Inspiration
Every year, 12 million patients are mis-triaged in US emergency departments, and 1 in 5 Medicare patients is readmitted within 30 days, costing $26 billion annually. These failures share a root cause: patient data exists in FHIR systems, but no tool connects triage, recovery, and readmission prevention into a single coordinated workflow.
I built HealthBridge to prove that MCP (Model Context Protocol) tools and A2A (Agent-to-Agent) communication can create a clinical intelligence layer that sits on top of FHIR servers and turns raw patient data into actionable, coordinated care decisions.
What I Learned
MCP tools are the right abstraction for clinical AI. Each of our 9 tools maps to a distinct clinical capability (symptom assessment, medication reconciliation, care gap identification, etc.). Any LLM agent can discover and use them through the standard MCP protocol with no custom integration needed.

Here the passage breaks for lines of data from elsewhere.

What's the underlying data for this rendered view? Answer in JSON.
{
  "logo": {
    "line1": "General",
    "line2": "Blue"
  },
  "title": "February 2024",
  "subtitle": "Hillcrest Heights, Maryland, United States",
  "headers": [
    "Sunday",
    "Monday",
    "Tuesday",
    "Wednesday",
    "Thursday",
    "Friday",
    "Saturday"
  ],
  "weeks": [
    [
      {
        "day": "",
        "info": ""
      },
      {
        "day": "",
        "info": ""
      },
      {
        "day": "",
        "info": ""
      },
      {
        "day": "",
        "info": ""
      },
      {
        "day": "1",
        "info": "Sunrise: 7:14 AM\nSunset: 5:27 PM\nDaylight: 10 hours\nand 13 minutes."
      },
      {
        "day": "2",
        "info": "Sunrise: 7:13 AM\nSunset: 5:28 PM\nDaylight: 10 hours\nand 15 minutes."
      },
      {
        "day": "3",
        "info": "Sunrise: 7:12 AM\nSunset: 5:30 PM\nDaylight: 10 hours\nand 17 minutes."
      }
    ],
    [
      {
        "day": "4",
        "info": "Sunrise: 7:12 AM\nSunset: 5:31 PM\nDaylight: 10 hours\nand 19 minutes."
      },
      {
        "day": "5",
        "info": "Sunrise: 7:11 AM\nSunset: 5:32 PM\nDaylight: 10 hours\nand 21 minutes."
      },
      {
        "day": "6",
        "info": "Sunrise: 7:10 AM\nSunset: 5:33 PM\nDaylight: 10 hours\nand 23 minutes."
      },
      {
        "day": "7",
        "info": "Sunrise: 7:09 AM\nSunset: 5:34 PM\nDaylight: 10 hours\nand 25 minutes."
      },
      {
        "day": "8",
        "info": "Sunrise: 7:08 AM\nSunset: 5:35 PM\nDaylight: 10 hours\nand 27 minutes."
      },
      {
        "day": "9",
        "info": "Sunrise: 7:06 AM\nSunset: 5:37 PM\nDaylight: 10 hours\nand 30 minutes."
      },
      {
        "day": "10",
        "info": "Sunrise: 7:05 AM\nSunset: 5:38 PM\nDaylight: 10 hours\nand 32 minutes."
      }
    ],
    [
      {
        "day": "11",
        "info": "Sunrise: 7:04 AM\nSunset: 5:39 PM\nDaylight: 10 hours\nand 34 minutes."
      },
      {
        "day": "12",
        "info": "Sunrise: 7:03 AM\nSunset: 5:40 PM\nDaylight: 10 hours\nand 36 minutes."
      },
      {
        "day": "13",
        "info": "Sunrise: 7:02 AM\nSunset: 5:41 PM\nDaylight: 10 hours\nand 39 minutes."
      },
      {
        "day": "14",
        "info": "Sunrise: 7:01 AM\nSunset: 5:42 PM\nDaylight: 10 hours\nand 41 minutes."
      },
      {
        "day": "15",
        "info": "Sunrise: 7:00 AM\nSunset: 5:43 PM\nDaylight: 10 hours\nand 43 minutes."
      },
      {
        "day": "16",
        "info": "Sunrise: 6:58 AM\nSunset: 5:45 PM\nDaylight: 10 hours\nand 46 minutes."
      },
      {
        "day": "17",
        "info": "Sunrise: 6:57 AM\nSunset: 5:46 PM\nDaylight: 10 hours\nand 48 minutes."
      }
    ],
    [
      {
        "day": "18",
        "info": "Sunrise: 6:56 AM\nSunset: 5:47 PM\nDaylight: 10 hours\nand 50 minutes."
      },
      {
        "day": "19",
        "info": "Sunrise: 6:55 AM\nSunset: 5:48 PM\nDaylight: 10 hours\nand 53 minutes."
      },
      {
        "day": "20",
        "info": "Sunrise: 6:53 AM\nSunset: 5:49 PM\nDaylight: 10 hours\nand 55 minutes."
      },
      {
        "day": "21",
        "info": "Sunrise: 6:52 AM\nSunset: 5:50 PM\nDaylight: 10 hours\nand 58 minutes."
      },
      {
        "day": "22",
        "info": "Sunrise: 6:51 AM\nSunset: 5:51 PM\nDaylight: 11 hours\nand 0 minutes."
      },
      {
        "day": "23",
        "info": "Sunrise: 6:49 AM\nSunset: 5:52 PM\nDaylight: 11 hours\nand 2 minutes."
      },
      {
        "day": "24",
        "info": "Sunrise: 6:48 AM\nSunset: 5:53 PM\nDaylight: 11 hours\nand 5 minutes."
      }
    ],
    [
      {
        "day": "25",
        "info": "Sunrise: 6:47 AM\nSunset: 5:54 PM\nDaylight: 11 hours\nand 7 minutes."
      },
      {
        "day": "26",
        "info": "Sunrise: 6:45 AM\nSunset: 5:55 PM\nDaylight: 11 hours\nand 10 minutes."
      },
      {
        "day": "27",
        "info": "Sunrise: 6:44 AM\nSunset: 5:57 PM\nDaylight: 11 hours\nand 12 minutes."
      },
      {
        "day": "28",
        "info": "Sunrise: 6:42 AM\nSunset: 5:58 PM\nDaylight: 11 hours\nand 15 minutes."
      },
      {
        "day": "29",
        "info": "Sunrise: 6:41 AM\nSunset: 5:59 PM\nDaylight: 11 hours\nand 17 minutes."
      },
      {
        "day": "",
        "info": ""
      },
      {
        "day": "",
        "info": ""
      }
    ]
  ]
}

A2A coordination is what makes multi-agent systems clinically useful. When our Triage Agent identifies an EMERGENT case, it proactively notifies the Recovery Coordinator via A2A so discharge planning starts immediately, not hours later when a case manager is assigned.
Gemma 4 26B handles clinical reasoning well when given structured prompts and FHIR context, but it requires careful prompt engineering to prevent data fabrication and chain-of-thought leakage into outputs.
Gradio + async Python works as a rapid demo layer, but production deployment would need a proper API gateway separation between the MCP server and the web UI.
How I Built It
9 MCP Tools built on the mcp Python SDK. Each tool fetches FHIR R4 data (conditions, medications, observations, encounters, allergies) and passes it to Gemma 4 26B for clinical analysis:
- assess_symptoms for ESI-based triage with red flag detection
- summarize_clinical_history for AI-generated clinical summaries
- identify_care_gaps for USPSTF guideline-based gap analysis
- check_medication_risks for interaction and contraindication screening
- suggest_care_plan for personalized care plan generation
- reconcile_medications following ISMP/Joint Commission NPSG.03.06.01 standards
- generate_warning_signs for personalized "when to call your doctor" guidance
- translate_care_plan for 6th-grade reading level patient-friendly translations
- assess_readmission_risk for CMS HRRP 30-day readmission scoring
2 A2A Agents as autonomous FastAPI services that consume MCP tools:
- Triage Agent (port 8001) classifies urgency using symptom assessment and clinical history, then forwards high-acuity cases to the Recovery Coordinator
- Recovery Coordinator (port 8002) generates medication reconciliation, warning signs, and recovery guides, and accepts A2A handoff from Triage
Web UI built with Gradio and deployed on Render. A single "Assess" button runs all three analyses (triage, readmission risk, recovery) in parallel via asyncio.gather and populates all tabs simultaneously.
Security includes SSRF protection on FHIR URLs, private IP blocking, input sanitization, and output HTML/script stripping.
Challenges
- Gemma 4 A4B returns chain-of-thought in a separate thinking part. I had to modify the response parser to skip thinking parts and only extract the final answer.
- The Google GenAI SDK had issues with the A4B variant. I switched to direct REST API calls to the Generative Language API endpoint instead.
- FHIR test servers like HAPI have sparse data for many patients. I built graceful fallback so agents work with symptoms-only analysis when patient records are incomplete.
- Running three AI calls sequentially took about three minutes. I solved this by running triage, recovery, and readmission risk in parallel with asyncio.gather, cutting total time to roughly 60 seconds.